Mark Mobius, a well-known emerging-markets investor, told CNBC’s “Street Signs” yesterday (May 14) that he would “definitely” put money into North Korea if he could, adding he believed reunification with South Korea would happen “in our lifetimes.”
The billionaire fund manager said the two countries are a promising match: “It’s a beautiful combination, because the South has the technology, it has the know-how, it has the manufacturing ability—and the North has resources.”
The uncertainty on the Korean peninsula is far from settled, of course, ahead of the June 12 summit in Singapore between North Korean leader Kim Jong Un and Donald Trump. Many experts doubt Kim will really give up all his nuclear weapons. Trump has set that as a precondition for economic concessions, and some fear “fire and fury” might follow if diplomacy fails. On the other hand, Trump might compromise (paywall) on his demands.
Should diplomacy win the day, Mobius isn’t alone in seeing the opportunities. When South Korean president Moon Jae-in met with Kim last month during the inter-Korean summit, he handed him a USB drive outlining a vision for greater economic cooperation between the rivals, including in railways and energy infrastructure.
Rail could be an especially promising area after Kim specifically praised the South’s high-speed rail system and bemoaned his country’s transportation infrastructure while meeting Moon.

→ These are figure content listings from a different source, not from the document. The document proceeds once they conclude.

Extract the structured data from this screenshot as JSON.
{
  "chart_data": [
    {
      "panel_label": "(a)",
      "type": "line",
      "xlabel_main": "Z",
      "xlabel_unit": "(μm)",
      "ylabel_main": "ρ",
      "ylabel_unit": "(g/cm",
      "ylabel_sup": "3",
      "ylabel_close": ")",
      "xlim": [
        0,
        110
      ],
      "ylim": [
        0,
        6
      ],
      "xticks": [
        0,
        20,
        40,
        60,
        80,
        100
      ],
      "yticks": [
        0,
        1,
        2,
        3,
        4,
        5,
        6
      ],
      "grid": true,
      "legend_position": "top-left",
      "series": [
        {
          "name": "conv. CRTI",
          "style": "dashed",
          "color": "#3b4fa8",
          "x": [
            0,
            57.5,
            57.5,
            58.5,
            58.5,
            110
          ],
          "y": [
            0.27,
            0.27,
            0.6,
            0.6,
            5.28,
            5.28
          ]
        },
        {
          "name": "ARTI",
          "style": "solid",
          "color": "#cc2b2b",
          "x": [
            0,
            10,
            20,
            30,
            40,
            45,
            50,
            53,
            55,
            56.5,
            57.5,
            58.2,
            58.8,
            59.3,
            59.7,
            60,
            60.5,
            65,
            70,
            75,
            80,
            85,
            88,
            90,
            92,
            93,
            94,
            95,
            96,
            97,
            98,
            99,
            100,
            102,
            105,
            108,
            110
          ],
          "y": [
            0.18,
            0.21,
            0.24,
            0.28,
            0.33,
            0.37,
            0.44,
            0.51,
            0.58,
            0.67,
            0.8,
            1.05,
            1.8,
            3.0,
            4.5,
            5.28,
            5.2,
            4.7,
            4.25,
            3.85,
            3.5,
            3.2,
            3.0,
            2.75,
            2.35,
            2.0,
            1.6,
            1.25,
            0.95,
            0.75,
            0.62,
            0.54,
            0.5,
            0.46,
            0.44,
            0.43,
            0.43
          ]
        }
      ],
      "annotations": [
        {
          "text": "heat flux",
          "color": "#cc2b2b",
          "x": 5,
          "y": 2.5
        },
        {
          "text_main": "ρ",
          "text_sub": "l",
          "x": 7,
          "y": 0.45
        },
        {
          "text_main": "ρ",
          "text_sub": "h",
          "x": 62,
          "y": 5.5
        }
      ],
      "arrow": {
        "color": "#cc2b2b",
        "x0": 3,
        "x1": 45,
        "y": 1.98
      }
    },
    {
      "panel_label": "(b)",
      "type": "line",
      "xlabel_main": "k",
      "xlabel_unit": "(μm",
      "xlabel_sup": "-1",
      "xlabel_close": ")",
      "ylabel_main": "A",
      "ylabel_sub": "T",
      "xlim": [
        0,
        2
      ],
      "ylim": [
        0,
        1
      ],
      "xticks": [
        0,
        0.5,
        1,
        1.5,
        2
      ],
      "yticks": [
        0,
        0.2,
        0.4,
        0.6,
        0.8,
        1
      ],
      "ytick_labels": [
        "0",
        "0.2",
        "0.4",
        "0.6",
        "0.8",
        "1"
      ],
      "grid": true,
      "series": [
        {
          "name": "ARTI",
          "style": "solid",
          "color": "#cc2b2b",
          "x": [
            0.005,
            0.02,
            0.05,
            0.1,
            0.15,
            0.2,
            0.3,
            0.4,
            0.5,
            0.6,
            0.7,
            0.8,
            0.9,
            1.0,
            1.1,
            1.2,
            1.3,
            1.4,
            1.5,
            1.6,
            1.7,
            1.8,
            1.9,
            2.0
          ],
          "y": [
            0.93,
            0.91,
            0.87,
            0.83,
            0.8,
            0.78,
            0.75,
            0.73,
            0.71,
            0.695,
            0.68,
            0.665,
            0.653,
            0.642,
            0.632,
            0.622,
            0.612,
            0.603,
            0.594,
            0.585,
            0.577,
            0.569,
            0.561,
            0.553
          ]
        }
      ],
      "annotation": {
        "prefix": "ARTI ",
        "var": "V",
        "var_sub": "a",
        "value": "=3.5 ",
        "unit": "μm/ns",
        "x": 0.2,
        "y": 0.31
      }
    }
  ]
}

Following the inter-Korean summit, shares soared in South Korean train and steel manufacturers, as well as construction firms.
Perhaps not coincidentally, the North is sending its rail minister to another round of high-level talks between the North and South tomorrow (May 16).
Meanwhile, South Korean investors are buying up land around the Demilitarized Zone, the highly fortified buffer area between the two nations, on expectations of people and investment flowing into the area—this has happened before, during previous thaws in relations that proved temporary.
US secretary of state Mike Pompeo said last week that if North Korea “takes bold action to quickly denuclearize, the United States is prepared to work with North Korea to achieve prosperity on the par with our South Korean friends.”
Mobius, for his part, emphasized getting in early, reiterating how well the Koreas complement one another: “People who go in at the beginning in North Korea, given this combination of North and South, should do very well.”